ROBERT RYMAN
Né en 1930 à Nashville (Tennessee). Décéde en 2019, à New York (Etats-unis).
«Mon intention n'a jamais été de faire des peintures blanches. Et ça ne l'est toujours pas. Je n'estime même pas que je peigne des peintures blanches. Le blanc est seulement un moyen d'exposer d'autres éléments de la peinture. Le blanc permet à d'autres choses de devenir visibles.»
In ART CRITIQUE, par Orianne Castel, 17/02/2019
Robert Ryman, une œuvre radicale, expérimentale et sensible
Le peintre américain Robert Ryman est mort vendredi 8 février dernier. Âgé de 88 ans, il s’est éteint dans sa demeure de Greenwich Village, à New-York. L’occasion pour Art Critique de revenir sur son parcours d’autodidacte et sur son œuvre toute en nuances.
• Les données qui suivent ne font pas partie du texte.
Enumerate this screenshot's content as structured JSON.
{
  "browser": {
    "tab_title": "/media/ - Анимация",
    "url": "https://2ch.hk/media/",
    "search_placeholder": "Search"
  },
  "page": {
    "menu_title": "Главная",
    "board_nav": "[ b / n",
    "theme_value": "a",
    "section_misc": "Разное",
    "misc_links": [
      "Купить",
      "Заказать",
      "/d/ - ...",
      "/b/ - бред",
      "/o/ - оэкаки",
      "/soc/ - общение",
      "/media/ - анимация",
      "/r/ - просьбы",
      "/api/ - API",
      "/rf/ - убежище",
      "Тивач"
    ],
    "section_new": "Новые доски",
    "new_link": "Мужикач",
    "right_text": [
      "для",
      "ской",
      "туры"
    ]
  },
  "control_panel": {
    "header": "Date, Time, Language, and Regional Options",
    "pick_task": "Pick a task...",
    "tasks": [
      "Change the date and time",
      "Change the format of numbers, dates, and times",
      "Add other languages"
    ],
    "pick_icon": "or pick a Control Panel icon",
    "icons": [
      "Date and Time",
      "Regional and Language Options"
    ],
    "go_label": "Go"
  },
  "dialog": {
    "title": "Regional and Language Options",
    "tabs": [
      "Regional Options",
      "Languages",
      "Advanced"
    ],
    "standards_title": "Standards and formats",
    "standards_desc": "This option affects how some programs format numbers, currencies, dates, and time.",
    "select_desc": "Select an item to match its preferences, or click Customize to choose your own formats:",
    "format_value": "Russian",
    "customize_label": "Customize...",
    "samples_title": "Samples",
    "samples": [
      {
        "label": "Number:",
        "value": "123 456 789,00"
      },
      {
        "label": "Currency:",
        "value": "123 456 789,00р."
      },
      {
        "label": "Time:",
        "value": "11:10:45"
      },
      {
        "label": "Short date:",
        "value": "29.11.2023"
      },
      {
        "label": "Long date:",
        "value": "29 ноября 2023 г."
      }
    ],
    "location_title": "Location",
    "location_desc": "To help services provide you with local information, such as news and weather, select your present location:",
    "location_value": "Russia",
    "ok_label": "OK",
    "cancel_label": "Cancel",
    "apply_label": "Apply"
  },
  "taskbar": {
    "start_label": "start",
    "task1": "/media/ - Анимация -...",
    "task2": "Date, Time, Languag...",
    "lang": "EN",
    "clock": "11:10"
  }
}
Né le 30 mai 1930 à Nashville (Tennessee), Robert Ryman étudie le saxophone au Polytechnic Institute de Cookeville (1948-1949) puis au George Peabody College for Teachers de Nashville (1949-1950). Il rejoint ensuite l’armée de réserve américaine stationnée en Alabama où il intègre l’orchestre militaire. En 1952, il émigre à New York dans le but de parfaire sa formation de saxo ténor et de devenir musicien. Âgé de vingt ans et sans argent, il prend des leçons à cinq dollars avec le pianiste de jazz Lennie Tristano et enchaîne les petits boulots pour survivre. Habitué des musées et des galeries de Manhattan, il se fait embaucher comme gardien au MoMA (Museum of Modern Art) en 1953. Il y côtoie les peintures des grands maîtres de l’art moderne comme Matisse, Mondrian et Malevitch mais aussi celles des expressionnistes abstraits tels que Rothko et Pollock qui viennent d’intégrer les collections. C’est aussi au MoMA qu’il rencontre ceux qui, comme lui, font un travail alimentaire mais deviendront plus tard les acteurs du minimalisme et de l’art conceptuel : Dan Flavin, connu pour ses agencements géométriques de néons fluorescents, est gardien de salle, Sol LeWitt, dont on connaît les structures en cubes ajourés, travaille à la librairie et Robert Mangold, dont les peintures de formes colorées habillent les murs des plus grands musées, travaille lui à la bibliothèque. Lucy Lippard, qui deviendra une grande critique d’art de ces courants et avec qui Robert Ryman se mariera en 1960, oeuvre elle aussi à la bibliothèque du musée.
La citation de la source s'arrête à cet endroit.